日本との関係について、カタールガスのアル・サーニCEO(最高経営責任者)に話を聞いた。
「カタールにとって日本との関係は象徴的です。日本はカタールの基盤をつくった大事な顧客と考えています」
発端は1971年、カタール沖合で世界最大のガス田ノースフィールドガス田が発見されたことだ。その埋蔵量は、実に日本の天然ガス消費量の350年分。しかし当時のカタールには開発する資金も技術もなかった。

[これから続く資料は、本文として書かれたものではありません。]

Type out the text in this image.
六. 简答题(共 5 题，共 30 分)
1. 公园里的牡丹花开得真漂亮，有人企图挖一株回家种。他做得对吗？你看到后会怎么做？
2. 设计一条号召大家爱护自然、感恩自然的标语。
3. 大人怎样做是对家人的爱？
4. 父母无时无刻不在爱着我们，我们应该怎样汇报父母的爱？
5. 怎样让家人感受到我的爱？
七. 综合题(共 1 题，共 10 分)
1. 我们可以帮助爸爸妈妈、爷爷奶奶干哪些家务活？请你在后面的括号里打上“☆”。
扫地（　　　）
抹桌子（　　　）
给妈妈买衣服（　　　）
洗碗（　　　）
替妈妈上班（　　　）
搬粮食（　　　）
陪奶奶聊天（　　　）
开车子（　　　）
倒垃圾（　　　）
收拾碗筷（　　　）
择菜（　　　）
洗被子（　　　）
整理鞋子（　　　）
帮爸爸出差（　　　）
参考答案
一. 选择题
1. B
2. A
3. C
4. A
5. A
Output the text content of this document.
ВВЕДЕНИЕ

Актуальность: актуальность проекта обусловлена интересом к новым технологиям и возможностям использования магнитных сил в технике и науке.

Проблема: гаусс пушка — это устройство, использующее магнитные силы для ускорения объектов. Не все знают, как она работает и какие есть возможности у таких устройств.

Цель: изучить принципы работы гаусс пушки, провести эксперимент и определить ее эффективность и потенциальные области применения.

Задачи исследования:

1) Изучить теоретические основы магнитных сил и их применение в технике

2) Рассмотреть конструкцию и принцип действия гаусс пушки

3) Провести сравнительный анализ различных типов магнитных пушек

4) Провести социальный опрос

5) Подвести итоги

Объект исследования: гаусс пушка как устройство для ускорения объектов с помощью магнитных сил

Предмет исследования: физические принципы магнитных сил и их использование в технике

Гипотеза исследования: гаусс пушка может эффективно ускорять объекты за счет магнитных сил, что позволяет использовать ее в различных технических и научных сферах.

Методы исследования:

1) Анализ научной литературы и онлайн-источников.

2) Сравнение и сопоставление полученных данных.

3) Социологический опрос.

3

「商業化の目処が全くたっていなかったカタールの事業に、三井物産は1989年に参画しました。買主は中部電力をはじめとする日本の電力、ガス会社。プラント建設は日本のエンジニアリング会社、LNGタンカーの造船は日本の造船大手3社。まさにオールジャパンプロジェクトでした」(滝島さん)

1992年、中部電力がカタールガスとの売買契約に調印。ガス田発見から20年を経て、オールジャパンプロジェクトが始動した。
「オイルショックがあって、石油依存度を減らすことが重要な課題になり、脱石油の大きな柱の1つとしてLNGが着目された」(中部電力の垣見祐二専務)
世界の最先端を誇る日本の天然ガス液化技術が投入された。建設中は1日7万5000人の作業員を動員。毎朝600台のバスで送迎した。中東ではピラミッド以来の大工事と言われた。

そして1996年、世界最大のLNGプラントが完成。翌年から日本への輸出がスタートした。これを機にカタールは世界中にLNGを供給。LNGの年間生産量は7700万トン。生産・輸出量共に世界一を誇る。これが現在の富の源泉なのだ。